Controversial language removing some state agencies from Personnel Board oversight for one year is going nowhere in the House. Senate leaders and Gov. Haley Barbour want a bill that gives agency directors the ability to hire and fire employees more quickly, though labor unions say the bill actually served to remove state employees from protection.

Mississippi Alliance of State Employees President Brenda Scott said the language removing state employee protection keeps changing its face as it repeatedly attempts to tip-toe into the House.

"It started out as SB 2680, then died in committee on the House side, so they amended HB 609—the hiring freeze bill—and that didn't work. Then, in the Senate, they amended the Marine Resources bill to include that language. Until they go home, everything is on the table, so we have to keep our eye on it," Scott said.

The Legislature passed SB 2051 to deal with fiscal year 2007 budget shortfalls, such as the more than $70 million shortfall in Medicaid, but the House and Senate are having a hard time working out funding for Medicaid in the next fiscal year. The state program is facing more than $160 million in red ink in 2008, and the Senate and House can't wrap their heads around any one revenue increase.

A majority of the House is still pushing for a $1 increase in the state's tax on a pack of cigarettes, though Barbour—a former tobacco lobbyist—opposes it.
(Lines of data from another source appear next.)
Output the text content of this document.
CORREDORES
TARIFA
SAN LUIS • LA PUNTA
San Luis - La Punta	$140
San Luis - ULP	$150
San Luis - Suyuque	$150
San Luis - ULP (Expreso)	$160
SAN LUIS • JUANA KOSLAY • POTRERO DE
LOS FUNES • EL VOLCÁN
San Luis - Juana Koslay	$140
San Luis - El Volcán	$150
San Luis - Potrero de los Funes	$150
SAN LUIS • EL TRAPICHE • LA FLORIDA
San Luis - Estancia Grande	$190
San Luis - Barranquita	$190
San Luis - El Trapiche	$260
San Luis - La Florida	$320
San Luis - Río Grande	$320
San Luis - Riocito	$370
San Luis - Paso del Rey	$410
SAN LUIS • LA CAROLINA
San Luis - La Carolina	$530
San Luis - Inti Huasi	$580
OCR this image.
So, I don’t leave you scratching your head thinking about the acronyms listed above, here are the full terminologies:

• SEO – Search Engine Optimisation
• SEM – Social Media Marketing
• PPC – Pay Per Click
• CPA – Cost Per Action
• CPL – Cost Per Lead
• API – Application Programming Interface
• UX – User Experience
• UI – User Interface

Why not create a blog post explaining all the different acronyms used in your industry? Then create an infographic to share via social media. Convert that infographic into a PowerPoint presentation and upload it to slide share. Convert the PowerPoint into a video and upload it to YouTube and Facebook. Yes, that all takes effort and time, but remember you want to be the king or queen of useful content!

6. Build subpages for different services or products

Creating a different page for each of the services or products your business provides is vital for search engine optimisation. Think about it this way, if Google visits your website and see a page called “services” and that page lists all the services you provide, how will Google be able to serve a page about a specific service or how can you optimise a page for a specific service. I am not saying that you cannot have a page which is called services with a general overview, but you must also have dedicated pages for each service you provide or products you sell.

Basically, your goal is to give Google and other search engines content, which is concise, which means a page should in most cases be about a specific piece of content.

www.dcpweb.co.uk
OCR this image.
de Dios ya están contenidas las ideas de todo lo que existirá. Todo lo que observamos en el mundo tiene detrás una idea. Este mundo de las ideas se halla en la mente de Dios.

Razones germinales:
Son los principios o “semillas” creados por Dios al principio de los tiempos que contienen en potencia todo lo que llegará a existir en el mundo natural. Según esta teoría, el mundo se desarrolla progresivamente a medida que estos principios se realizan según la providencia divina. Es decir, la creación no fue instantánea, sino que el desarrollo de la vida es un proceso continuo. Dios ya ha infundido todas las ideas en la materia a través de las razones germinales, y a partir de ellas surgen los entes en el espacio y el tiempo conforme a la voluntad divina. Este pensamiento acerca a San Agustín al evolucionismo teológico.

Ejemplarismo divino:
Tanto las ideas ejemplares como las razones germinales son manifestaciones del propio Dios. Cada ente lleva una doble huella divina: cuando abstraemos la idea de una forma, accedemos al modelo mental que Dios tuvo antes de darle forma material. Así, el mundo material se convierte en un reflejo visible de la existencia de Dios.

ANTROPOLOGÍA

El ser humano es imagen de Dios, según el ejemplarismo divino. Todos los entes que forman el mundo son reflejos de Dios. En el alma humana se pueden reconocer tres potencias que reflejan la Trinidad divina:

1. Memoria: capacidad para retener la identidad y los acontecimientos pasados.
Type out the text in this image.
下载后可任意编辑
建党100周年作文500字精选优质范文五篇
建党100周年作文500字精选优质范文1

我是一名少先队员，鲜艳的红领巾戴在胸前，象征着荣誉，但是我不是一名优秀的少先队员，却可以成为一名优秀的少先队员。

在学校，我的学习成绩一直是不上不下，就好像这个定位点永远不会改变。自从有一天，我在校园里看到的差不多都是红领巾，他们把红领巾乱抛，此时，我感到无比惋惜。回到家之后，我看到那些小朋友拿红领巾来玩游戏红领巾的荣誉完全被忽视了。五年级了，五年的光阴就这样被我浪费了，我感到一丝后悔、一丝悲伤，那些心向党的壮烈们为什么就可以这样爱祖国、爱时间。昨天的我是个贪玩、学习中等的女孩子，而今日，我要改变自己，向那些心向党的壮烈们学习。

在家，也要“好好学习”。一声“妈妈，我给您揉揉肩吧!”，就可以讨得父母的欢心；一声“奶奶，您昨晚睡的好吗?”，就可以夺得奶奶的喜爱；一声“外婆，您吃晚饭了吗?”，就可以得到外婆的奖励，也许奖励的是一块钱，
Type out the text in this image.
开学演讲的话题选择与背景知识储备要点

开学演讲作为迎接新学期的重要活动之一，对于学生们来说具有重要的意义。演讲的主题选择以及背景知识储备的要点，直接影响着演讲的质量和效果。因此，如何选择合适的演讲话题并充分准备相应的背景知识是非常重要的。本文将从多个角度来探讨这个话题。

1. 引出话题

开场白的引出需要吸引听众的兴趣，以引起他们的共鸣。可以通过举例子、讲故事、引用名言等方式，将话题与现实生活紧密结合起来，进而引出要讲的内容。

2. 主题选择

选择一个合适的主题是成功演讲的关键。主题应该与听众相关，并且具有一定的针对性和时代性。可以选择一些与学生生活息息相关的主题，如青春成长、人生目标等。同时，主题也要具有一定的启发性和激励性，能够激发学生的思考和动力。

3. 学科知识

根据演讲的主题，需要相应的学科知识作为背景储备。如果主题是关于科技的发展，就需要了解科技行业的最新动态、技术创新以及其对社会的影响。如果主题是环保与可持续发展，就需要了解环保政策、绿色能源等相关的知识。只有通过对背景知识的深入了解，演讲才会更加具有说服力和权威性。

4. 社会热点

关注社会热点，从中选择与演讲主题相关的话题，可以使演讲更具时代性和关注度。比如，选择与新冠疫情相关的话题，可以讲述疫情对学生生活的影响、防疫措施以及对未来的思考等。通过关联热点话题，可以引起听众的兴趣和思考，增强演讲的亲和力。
The Senate had pushed for a daily tax on patients occupying hospital beds, though the cigarette-tax-versus-patient-tax battle is in limbo—and with bill deadlines passed, will likely need a special session—while the Senate fights with the House over the efficiency of the state's face-to-face eligibility requirement for Medicaid.

Medicaid officials say the state's practice of forcing Medicaid recipients to show up in person to re-certify their Medicaid eligibility has saved the state more than $200 million through fraud reduction. House members say the department has spent unknown amounts of money on hiring new employees to meet with recipients, and that the vast majority of people booted off Medicaid by the tactic actually do qualify for Medicaid and only wind up successfully reapplying for it a few weeks later.

The Senate scrapped a House bill that did away with face-to-face on Tuesday, saying the language did not belong in an appropriation bill, though the move forces Lt. Gov. Phil Bryant to call senators back Tuesday night to continue a battle over the issue on into the wee hours.